Fourth, we initially performed an epidemiological investigation to assess the clinical predictors and outcomes for CRKA infections. In this retrospective case–control study, hypo-albuminaemia, drainage tube use, urinary catheter use, and previous carbapenem exposure were demonstrated to be independently associated with CRKA infections. One possible explanation for hypo-albuminaemia as an independent risk factor may be due to the hosts’ poor immunity and functional status. Moreover, the invasive medical procedures might have destroyed their natural barrier functions, promoted the formation of microbial biofilms, and possibly led to catheter-related infections, thus increasing mortality in these patients.18 Given that invasive procedures such as the use of drainage tube and urinary catheter were potential risk factors, infection control measures preventing the microbial colonization of the insertion sites are necessary. In addition, our study identified carbapenem exposure as being associated with CRKA infections for case patients, in agreement with previous reports on the assessment of CRE.19 One possibility is that inappropriate antibiotic therapy may disrupt the gastrointestinal microflora and eradicate susceptible competing strains, thus elevating the incidences of CRE infections.20 Considering that patients receiving carbapenem treatment may be exposed to further risk for CRKA isolation, it is crucial to maintain an effective administration of antimicrobial agents to avoid their further spread. Many outbreaks of CRE have been described in ICUs, where there were more patients with severe underlying diseases, thus conferring a greater possibility of contaminating life support equipment. Moreover, use of broad-spectrum antibiotics can further place patients at higher risk for poor outcomes.21,22 However, admission to ICU was not demonstrated to be a significant risk factor. This could be explained by the limited cases in our study. For the clinical outcomes, our results demonstrated a significant difference in total length of stay between case and control group, probably due to the fact that the patients infected with CRKA were generally at a higher risk of poorer outcomes than those with CSKA infections. Unexpectedly, no statistical significance was observed in in-hospital mortality, probably due to the small size of CRKA cases in our study.

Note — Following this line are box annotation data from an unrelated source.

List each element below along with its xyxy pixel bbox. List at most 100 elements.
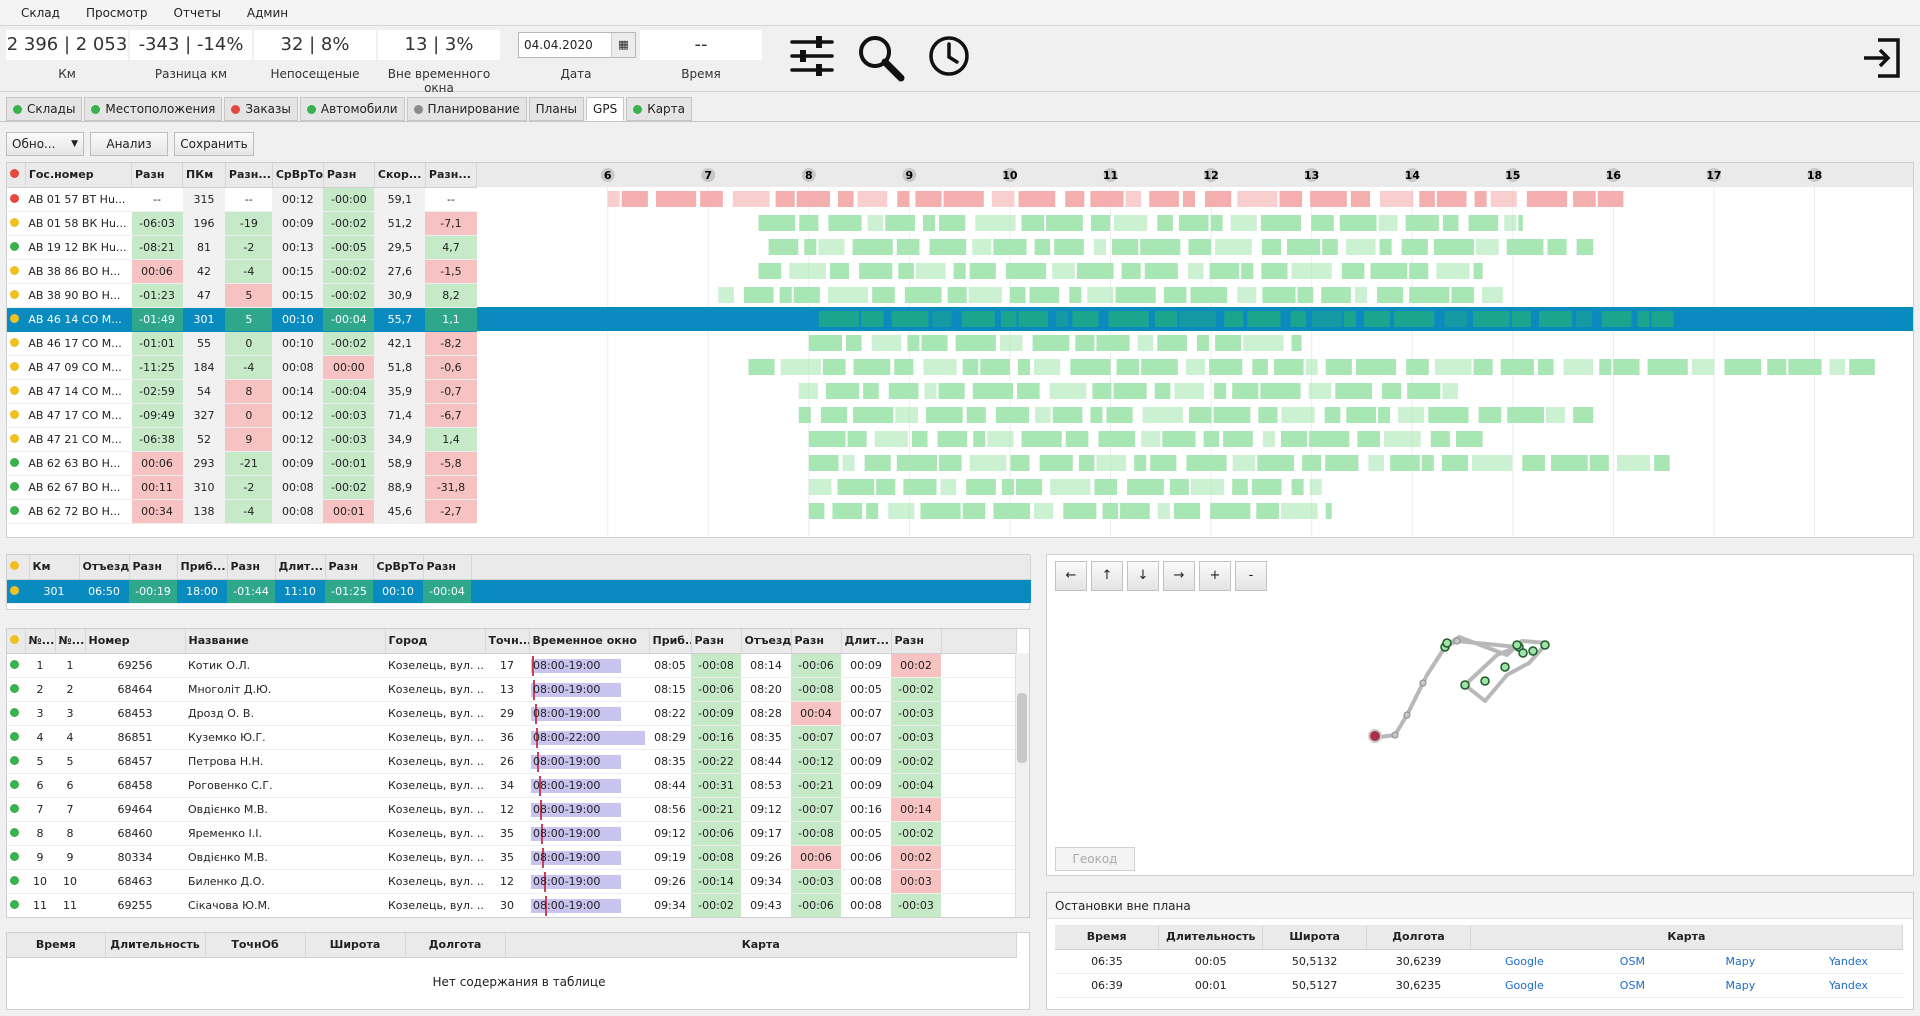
stops-col-header[interactable]: Разн [691, 629, 742, 654]
stop-bar[interactable] [1476, 239, 1499, 255]
stop-bar[interactable] [780, 359, 821, 375]
stop-bar[interactable] [1243, 335, 1284, 351]
stop-bar[interactable] [1601, 311, 1632, 327]
stops-scrollbar[interactable] [1015, 653, 1029, 917]
stop-bar[interactable] [1065, 431, 1089, 447]
stop-bar[interactable] [808, 503, 825, 519]
stop-bar[interactable] [1538, 311, 1573, 327]
stop-bar[interactable] [1141, 359, 1178, 375]
stop-bar[interactable] [818, 239, 845, 255]
stop-bar[interactable] [1297, 287, 1314, 303]
stop-bar[interactable] [655, 191, 697, 207]
stop-bar[interactable] [915, 191, 942, 207]
stop-bar[interactable] [1279, 191, 1303, 207]
stop-bar[interactable] [1434, 359, 1472, 375]
vehicle-row[interactable]: АВ 47 17 СО М... -09:49 327 0 00:12 -00:03 71,… [7, 403, 477, 428]
stop-bar[interactable] [1157, 335, 1187, 351]
stop-bar[interactable] [1522, 455, 1545, 471]
stop-bar[interactable] [1010, 455, 1030, 471]
stop-row[interactable]: 5 5 68457 Петрова Н.Н. Козелець, вул. ... 26 0… [7, 749, 1017, 774]
trip-col-header[interactable]: Км [29, 555, 80, 580]
stop-bar[interactable] [1093, 239, 1106, 255]
stop-bar[interactable] [1096, 335, 1130, 351]
stop-bar[interactable] [1599, 359, 1612, 375]
events-col-header[interactable]: Время [7, 933, 106, 958]
stop-bar[interactable] [1382, 383, 1402, 399]
stop-bar[interactable] [1000, 311, 1017, 327]
stop-bar[interactable] [1428, 407, 1469, 423]
stop-bar[interactable] [1232, 383, 1259, 399]
vehicles-col-header[interactable]: Гос.номер [25, 163, 133, 188]
stop-bar[interactable] [1262, 287, 1296, 303]
search-icon[interactable] [856, 34, 906, 82]
trip-col-header[interactable]: Разн [423, 555, 472, 580]
stop-bar[interactable] [955, 335, 996, 351]
stop-row[interactable]: 2 2 68464 Многоліт Д.Ю. Козелець, вул. ... 13… [7, 677, 1017, 702]
stop-bar[interactable] [1125, 191, 1142, 207]
tab-2[interactable]: Заказы [224, 97, 298, 121]
stop-bar[interactable] [1001, 479, 1014, 495]
stop-bar[interactable] [1029, 287, 1060, 303]
vehicle-row[interactable]: АВ 38 86 ВО Н... 00:06 42 -4 00:15 -00:02 27,6… [7, 259, 477, 284]
stop-bar[interactable] [1142, 407, 1183, 423]
stop-bar[interactable] [1087, 287, 1114, 303]
stop-bar[interactable] [895, 407, 918, 423]
stop-bar[interactable] [1247, 311, 1281, 327]
stop-bar[interactable] [1309, 479, 1322, 495]
stops-col-header[interactable]: Название [185, 629, 386, 654]
stop-bar[interactable] [1256, 503, 1279, 519]
stop-bar[interactable] [872, 287, 895, 303]
stop-bar[interactable] [1197, 335, 1210, 351]
stop-bar[interactable] [1224, 311, 1244, 327]
stop-bar[interactable] [969, 263, 996, 279]
stop-bar[interactable] [1473, 263, 1483, 279]
stop-bar[interactable] [1173, 503, 1201, 519]
offplan-row[interactable]: 06:35 00:05 50,5132 30,6239 Google OSM Mapy Yan… [1055, 949, 1903, 974]
stop-bar[interactable] [1309, 431, 1350, 447]
stop-bar[interactable] [897, 191, 910, 207]
stop-bar[interactable] [938, 383, 965, 399]
stop-bar[interactable] [1281, 407, 1315, 423]
tab-1[interactable]: Местоположения [84, 97, 223, 121]
stop-bar[interactable] [1442, 215, 1459, 231]
stop-bar[interactable] [1613, 359, 1640, 375]
stop-bar[interactable] [1325, 503, 1332, 519]
stop-bar[interactable] [1597, 191, 1624, 207]
stop-bar[interactable] [1573, 407, 1594, 423]
stop-bar[interactable] [1237, 287, 1257, 303]
stop-bar[interactable] [1113, 383, 1147, 399]
stop-bar[interactable] [1506, 239, 1544, 255]
stop-bar[interactable] [1551, 455, 1588, 471]
stop-bar[interactable] [808, 455, 839, 471]
stop-bar[interactable] [1223, 431, 1253, 447]
stop-bar[interactable] [1308, 383, 1332, 399]
stop-bar[interactable] [1651, 311, 1674, 327]
stop-bar[interactable] [915, 263, 946, 279]
map-pan-left-button[interactable]: ← [1055, 561, 1087, 591]
stop-bar[interactable] [1017, 359, 1031, 375]
stop-bar[interactable] [894, 359, 914, 375]
stop-bar[interactable] [1215, 239, 1252, 255]
menu-sklad[interactable]: Склад [21, 5, 60, 20]
stop-bar[interactable] [1563, 359, 1594, 375]
vehicles-col-header[interactable]: Разн... [425, 163, 478, 188]
stop-bar[interactable] [1291, 479, 1304, 495]
stop-bar[interactable] [1209, 263, 1240, 279]
vehicle-row[interactable]: АВ 62 63 ВО Н... 00:06 293 -21 00:09 -00:01 58… [7, 451, 477, 476]
stop-bar[interactable] [861, 311, 884, 327]
stop-bar[interactable] [828, 215, 862, 231]
stop-bar[interactable] [947, 287, 967, 303]
stop-bar[interactable] [993, 239, 1027, 255]
stop-bar[interactable] [1441, 455, 1469, 471]
stop-bar[interactable] [789, 263, 826, 279]
dropdown-icon[interactable]: ▼ [71, 139, 78, 149]
stop-bar[interactable] [832, 503, 863, 519]
stop-bar[interactable] [939, 215, 966, 231]
stop-bar[interactable] [822, 359, 846, 375]
stop-bar[interactable] [1311, 215, 1334, 231]
stop-bar[interactable] [1500, 359, 1534, 375]
stop-bar[interactable] [1120, 503, 1150, 519]
stop-bar[interactable] [1009, 287, 1026, 303]
stop-bar[interactable] [1076, 263, 1114, 279]
stop-bar[interactable] [999, 335, 1023, 351]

Our study had several limitations. First, we did not perform real-time reverse transcription PCR to determine the levels of expression of outer membrane porins and efflux pumps in mRNA levels. Second, the significance of specific sequence types (STs) of CRKA remains unknown, and MLST is still needed for understanding the characteristics of each CRKA isolate. Finally, this was a retrospective single-center case–control study with a relatively small sample size, and our results might not be applicable to other settings.

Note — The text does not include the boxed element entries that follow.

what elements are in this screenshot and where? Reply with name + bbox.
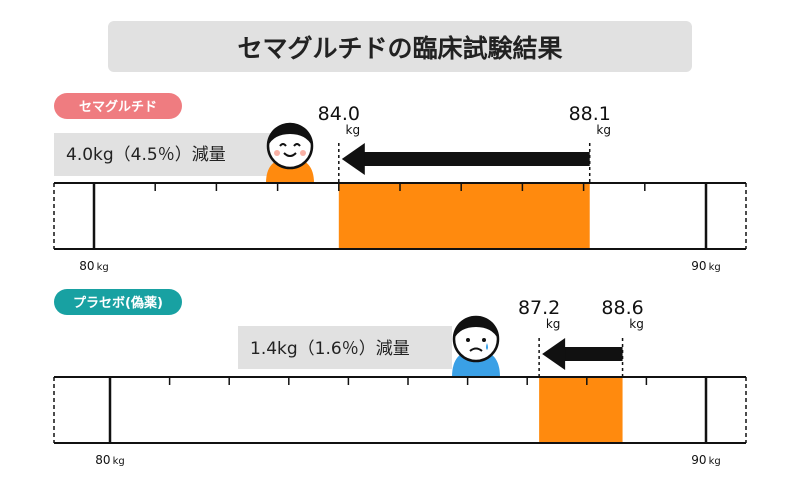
axis-min-label: 80 kg: [79, 259, 108, 273]
result-label: 1.4kg（1.6％）減量: [250, 339, 410, 359]
end-unit-label: kg: [346, 123, 361, 137]
start-value-label: 88.1: [569, 103, 611, 125]
semaglutide-panel: セマグルチド 4.0kg（4.5％）減量 80 kg 90 kg84.0kg88.1k…: [53, 93, 747, 273]
group-badge: [54, 289, 182, 315]
result-label: 4.0kg（4.5％）減量: [66, 145, 226, 165]
arrow-shaft: [360, 152, 590, 166]
scale-track: [53, 376, 747, 444]
placebo-panel: プラセボ(偽薬) 1.4kg（1.6％）減量 80 kg 90 kg87.2kg88.…: [53, 289, 747, 467]
smile-face-icon: [266, 122, 314, 183]
start-unit-label: kg: [596, 123, 611, 137]
result-panel: [238, 326, 452, 369]
end-unit-label: kg: [546, 317, 561, 331]
arrow-shaft: [561, 347, 623, 361]
arrow-head: [542, 338, 566, 370]
end-value-label: 84.0: [318, 103, 360, 125]
weight-range-bar: [338, 184, 590, 248]
group-label: セマグルチド: [79, 99, 157, 115]
weight-range-bar: [539, 378, 623, 442]
group-badge: [54, 93, 182, 119]
result-panel: [54, 133, 279, 176]
title-banner: [108, 21, 692, 72]
sad-face-icon: [452, 315, 500, 377]
start-unit-label: kg: [629, 317, 644, 331]
start-value-label: 88.6: [601, 297, 643, 319]
group-label: プラセボ(偽薬): [73, 295, 163, 311]
end-value-label: 87.2: [518, 297, 560, 319]
arrow-head: [341, 143, 365, 175]
chart-title: セマグルチドの臨床試験結果: [237, 34, 562, 63]
axis-max-label: 90 kg: [691, 259, 720, 273]
axis-max-label: 90 kg: [691, 453, 720, 467]
axis-min-label: 80 kg: [95, 453, 124, 467]
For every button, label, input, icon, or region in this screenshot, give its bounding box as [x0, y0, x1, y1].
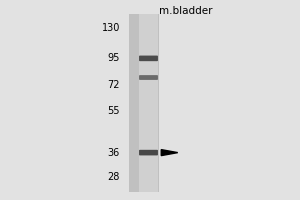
Text: m.bladder: m.bladder [159, 6, 213, 16]
Polygon shape [161, 150, 178, 156]
Text: 28: 28 [108, 172, 120, 182]
Bar [139, 14, 158, 192]
FancyBboxPatch shape [139, 56, 158, 61]
Text: 36: 36 [108, 148, 120, 158]
Text: 130: 130 [102, 23, 120, 33]
FancyBboxPatch shape [139, 75, 158, 80]
Text: 72: 72 [107, 80, 120, 90]
Text: 95: 95 [108, 53, 120, 63]
Bar [129, 14, 159, 192]
FancyBboxPatch shape [139, 150, 158, 155]
Text: 55: 55 [107, 106, 120, 116]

In conclusion, this study provided the first comprehensive report of molecular epidemiology, carbapenem-resistance mechanisms, and risk factors for CRKA infections over a six-year period in one medical center. Our data showed that the production of ESBL and/or AmpC enzymes coupled with the efflux pumps was the main carbapenem-resistance mechanism for CRKA. As far as we know, this is the first report on MDR K. aerogenes isolate co-harboring blaNDM-1, blaCTX-M-15, bla with loss of OmpE36 in China. In addition, our findings showed that hypo-albuminaemia, invasive procedures such as drainage tube and urinary catheter use, and previous carbapenem exposure could be independently associated with the CRKA infections. Therefore, appropriate antimicrobial therapy and strict infection control measures are critical to reduce the frequency of CRKA infections.